13. Backup Consistency Loss
Inconsistent backups, such as those taken without using single-transaction or master-data options, can result in replication issues.
14. Version Mismatches
Incompatibilities between the master and slave versions can lead to functional mismatches, especially when the master uses features unsupported by the slave.
15. Internal Bugs
MySQL bugs can also cause replication inconsistencies. For example, even if the slave processes are runing, replication may appear stuck.
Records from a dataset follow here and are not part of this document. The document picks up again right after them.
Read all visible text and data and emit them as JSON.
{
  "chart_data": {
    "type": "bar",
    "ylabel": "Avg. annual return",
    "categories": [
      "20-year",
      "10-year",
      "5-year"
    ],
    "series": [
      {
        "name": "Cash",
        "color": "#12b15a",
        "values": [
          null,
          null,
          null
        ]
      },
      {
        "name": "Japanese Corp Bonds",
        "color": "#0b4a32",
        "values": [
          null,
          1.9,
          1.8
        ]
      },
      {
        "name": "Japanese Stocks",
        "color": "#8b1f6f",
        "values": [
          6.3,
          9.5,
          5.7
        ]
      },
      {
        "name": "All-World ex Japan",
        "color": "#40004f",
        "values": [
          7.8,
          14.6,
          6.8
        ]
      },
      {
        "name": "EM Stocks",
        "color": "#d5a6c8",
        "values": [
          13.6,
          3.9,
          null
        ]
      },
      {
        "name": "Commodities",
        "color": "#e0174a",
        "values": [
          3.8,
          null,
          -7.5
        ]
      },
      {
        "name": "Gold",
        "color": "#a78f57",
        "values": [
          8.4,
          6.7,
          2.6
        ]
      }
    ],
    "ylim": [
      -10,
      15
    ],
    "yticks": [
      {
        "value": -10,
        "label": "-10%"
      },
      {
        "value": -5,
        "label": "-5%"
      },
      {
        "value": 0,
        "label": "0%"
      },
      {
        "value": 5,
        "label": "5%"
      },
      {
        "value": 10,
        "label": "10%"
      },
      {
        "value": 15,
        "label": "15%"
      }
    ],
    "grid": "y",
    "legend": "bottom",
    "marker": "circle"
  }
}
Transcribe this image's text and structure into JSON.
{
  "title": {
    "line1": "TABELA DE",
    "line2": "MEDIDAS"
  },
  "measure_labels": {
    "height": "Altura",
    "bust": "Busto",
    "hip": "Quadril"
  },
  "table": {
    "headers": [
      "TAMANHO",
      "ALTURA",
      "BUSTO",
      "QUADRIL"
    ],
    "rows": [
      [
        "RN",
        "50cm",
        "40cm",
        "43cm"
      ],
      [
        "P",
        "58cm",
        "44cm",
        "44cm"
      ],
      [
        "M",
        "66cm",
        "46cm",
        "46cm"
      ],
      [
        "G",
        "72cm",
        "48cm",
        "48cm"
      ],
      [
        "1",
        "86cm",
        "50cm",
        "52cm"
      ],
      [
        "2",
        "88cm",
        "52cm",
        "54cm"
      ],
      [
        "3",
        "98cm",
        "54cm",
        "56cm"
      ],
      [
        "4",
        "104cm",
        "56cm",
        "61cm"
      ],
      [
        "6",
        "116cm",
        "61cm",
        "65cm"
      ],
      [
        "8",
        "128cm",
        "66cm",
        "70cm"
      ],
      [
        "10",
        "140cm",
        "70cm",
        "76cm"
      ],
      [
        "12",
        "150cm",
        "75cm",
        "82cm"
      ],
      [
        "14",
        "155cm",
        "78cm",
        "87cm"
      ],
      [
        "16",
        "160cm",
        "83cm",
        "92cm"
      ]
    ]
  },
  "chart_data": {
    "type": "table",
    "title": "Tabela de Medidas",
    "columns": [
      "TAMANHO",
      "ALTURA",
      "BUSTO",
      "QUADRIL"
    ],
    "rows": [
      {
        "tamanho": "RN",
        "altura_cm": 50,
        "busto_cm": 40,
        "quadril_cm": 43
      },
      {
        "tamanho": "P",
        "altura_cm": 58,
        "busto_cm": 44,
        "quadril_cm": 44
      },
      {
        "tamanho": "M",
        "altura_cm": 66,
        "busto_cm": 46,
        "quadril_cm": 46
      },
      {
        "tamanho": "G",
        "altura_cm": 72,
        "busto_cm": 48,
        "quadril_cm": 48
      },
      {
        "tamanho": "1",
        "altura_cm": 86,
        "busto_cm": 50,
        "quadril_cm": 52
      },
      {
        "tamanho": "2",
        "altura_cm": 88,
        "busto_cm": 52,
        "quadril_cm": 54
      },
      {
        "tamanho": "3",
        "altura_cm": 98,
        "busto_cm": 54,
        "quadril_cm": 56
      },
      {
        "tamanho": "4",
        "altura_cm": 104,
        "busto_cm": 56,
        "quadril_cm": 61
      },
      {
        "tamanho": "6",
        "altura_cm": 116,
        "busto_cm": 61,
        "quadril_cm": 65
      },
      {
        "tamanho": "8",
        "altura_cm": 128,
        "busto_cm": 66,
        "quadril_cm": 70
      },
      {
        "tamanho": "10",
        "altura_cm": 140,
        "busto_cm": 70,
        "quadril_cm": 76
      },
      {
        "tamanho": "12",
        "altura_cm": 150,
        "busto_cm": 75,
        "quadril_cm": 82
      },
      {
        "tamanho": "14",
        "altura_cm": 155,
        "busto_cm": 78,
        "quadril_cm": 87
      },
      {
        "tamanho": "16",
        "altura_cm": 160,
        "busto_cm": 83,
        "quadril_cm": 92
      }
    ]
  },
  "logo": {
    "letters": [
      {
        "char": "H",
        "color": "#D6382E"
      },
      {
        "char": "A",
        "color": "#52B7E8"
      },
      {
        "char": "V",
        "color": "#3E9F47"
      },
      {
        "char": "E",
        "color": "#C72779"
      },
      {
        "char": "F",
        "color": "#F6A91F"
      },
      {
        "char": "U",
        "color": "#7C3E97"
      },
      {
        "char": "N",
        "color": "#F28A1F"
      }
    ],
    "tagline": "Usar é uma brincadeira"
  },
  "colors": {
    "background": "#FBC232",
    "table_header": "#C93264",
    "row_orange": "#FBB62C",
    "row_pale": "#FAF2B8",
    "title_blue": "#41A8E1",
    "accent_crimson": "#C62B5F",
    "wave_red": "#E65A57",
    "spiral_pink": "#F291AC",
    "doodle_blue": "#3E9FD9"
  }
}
Mitigating Data Discrepancies
Despite widespread use of MySQL, data inconsistencies still occur. These can stem from individual conditions or combinations of multiple factors. Timely detection and resolution are essential.
Preventing Inconsistencies
- Avoid multi-node writes; ensure business logic prevents conflicts.
- Avoid using `slave_skip_errors` unless absolutely necessary.
- Use double 1 settings for data safety.
- Set the slave to read-only mode.
- Enable semi-synchronous replication with `after_sync` mode.
- Use row-based binary logs and `binlog_row_image` set to `FULL`.
- Be cautious when promoting a slave to master during replication delays.
- Avoid cross-schema operations in replication filters.
- Limit the use of stored procedures and triggers that depend on special fields.
- Enforce strict `sql_mode` settings.
- Ensure consistent table structures between master and slave.
- Guarantee consistency during backup and recovery.
Detecting Inconsistencies
Regular monitoring and periodic consistency checks are crucial for identifying discrepancies early.
Fixing Data Discrepancies
1. Rebuild the Slave
Rebuilding the slave is slow and may impact query performance. However, it's often the most reliable solution when inconsistencies occur.
2. Use Percona Toolkit
Tools like pt-table-checksum and pt-table-sync help detect and resolve inconsistencies quickly without interrupting replication.
3. Manual Fixes
Manual repairs require temporarily stopping replication and addressing inconsistencies based on error messages.
Other than these, regular backups are essential. If all other methods fail, restoring from a backup is the final option.